The department store was supposed to ensure the provision of all basic needs for the residents of the new town and thereby contribute to their greater comfort and independence from the old town. The ground floor was organised according to modern patterns, similar to other company stores, as a continuous open area divided by massive columns. A variety of sales kiosks were available to shoppers, which included delicatessen, fruit, vegetable, meat section, a selection of textiles, hats, pharmaceutical goods, perfumery, housewares and a buffet. The first floor was designated in the project for a dining room and a kitchen for factory workers. However, it only operated for a short time and after a few weeks in May 1936 it was turned into another sales facility for textiles. The top floor was dedicated to household equipment, furnishings and furniture.

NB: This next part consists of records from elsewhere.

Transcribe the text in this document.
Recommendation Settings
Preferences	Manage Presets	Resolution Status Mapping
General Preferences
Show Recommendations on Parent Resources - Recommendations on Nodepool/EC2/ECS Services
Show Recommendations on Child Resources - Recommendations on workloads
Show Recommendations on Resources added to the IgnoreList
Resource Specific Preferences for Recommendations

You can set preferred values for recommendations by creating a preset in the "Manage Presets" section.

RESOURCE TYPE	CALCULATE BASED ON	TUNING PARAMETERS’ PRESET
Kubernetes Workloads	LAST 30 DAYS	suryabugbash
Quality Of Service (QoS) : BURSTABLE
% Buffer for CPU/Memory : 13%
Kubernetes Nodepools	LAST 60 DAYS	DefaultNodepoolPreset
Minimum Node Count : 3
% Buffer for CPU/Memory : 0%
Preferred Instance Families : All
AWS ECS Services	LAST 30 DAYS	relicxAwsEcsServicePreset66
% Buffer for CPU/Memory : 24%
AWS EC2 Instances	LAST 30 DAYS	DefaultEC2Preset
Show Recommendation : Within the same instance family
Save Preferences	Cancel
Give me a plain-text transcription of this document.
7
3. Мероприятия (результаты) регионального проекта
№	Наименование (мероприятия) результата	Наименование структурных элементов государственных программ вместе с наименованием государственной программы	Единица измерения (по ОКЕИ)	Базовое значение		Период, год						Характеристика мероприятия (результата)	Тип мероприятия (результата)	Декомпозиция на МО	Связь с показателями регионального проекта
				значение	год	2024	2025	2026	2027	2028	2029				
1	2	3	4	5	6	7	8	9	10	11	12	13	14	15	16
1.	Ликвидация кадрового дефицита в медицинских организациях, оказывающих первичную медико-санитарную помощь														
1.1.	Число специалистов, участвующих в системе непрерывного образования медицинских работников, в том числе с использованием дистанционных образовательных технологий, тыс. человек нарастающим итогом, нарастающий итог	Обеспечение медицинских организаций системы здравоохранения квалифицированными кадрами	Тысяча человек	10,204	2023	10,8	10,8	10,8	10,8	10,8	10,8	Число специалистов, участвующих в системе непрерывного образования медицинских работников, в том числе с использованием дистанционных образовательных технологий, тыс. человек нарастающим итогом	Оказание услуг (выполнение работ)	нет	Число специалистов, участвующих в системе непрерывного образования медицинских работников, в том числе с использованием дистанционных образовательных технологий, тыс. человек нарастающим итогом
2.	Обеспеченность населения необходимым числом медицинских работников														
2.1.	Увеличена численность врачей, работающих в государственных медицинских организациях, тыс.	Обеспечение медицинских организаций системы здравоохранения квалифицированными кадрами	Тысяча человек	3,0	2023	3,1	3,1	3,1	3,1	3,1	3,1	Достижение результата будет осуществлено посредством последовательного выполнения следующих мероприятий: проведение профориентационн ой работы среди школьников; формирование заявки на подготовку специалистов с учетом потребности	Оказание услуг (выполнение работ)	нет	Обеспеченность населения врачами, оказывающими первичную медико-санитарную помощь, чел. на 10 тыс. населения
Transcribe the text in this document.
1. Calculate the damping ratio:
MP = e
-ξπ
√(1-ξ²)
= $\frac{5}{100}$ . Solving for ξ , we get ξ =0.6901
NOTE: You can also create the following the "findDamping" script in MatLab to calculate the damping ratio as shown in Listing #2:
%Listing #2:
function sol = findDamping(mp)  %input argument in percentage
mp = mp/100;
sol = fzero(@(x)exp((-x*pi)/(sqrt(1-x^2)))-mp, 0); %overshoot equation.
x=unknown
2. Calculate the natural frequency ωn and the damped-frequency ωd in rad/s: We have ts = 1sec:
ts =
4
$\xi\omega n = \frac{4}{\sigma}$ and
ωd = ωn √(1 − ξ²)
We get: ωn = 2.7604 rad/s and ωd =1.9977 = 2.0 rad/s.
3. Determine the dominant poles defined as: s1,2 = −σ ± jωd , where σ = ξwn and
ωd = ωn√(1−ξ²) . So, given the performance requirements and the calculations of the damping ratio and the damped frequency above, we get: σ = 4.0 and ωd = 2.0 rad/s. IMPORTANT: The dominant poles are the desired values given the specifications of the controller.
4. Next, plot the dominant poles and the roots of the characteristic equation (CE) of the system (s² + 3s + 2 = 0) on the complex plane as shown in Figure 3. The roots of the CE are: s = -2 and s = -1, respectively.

In 1938, a building with shops and apartments was attached to the department store, which was also designed by the architect Karfík. Both buildings created a well-thought-out organic whole, both in terms of the design quality and, as well as in the range of available services. Until now, the building of the department store has been preserved in a compact state with a whole range of original elements, including a round cornice and neon. However, like a large part of other public buildings in the former core of Baťov, it suffers from the clashing advertising signs creating significant visual smog and covering large areas of the façades. Its possible renovation has been discussed for several years. In 2017, a project to restore a department store and transform its upper floors into an Alzheimer centre was created by Olomouc based ateliér-r, which in 2012 also renovated the local PRIOR from the 1970s by architect Jan Melichar. In autumn 2022, the replacement of non-original aluminium windows started, with several new window openings coming closer to the original ones from the 1930s. 
To this day, the department store perfectly exemplifies the strategy of the Baťa company to equip its company towns with representative stores, which helped it to shape the shopping habits of its employees. At the same time, it convincingly demonstrates the ability of architect Karfík to work with a standardised building system with creative ease and a sense of detail.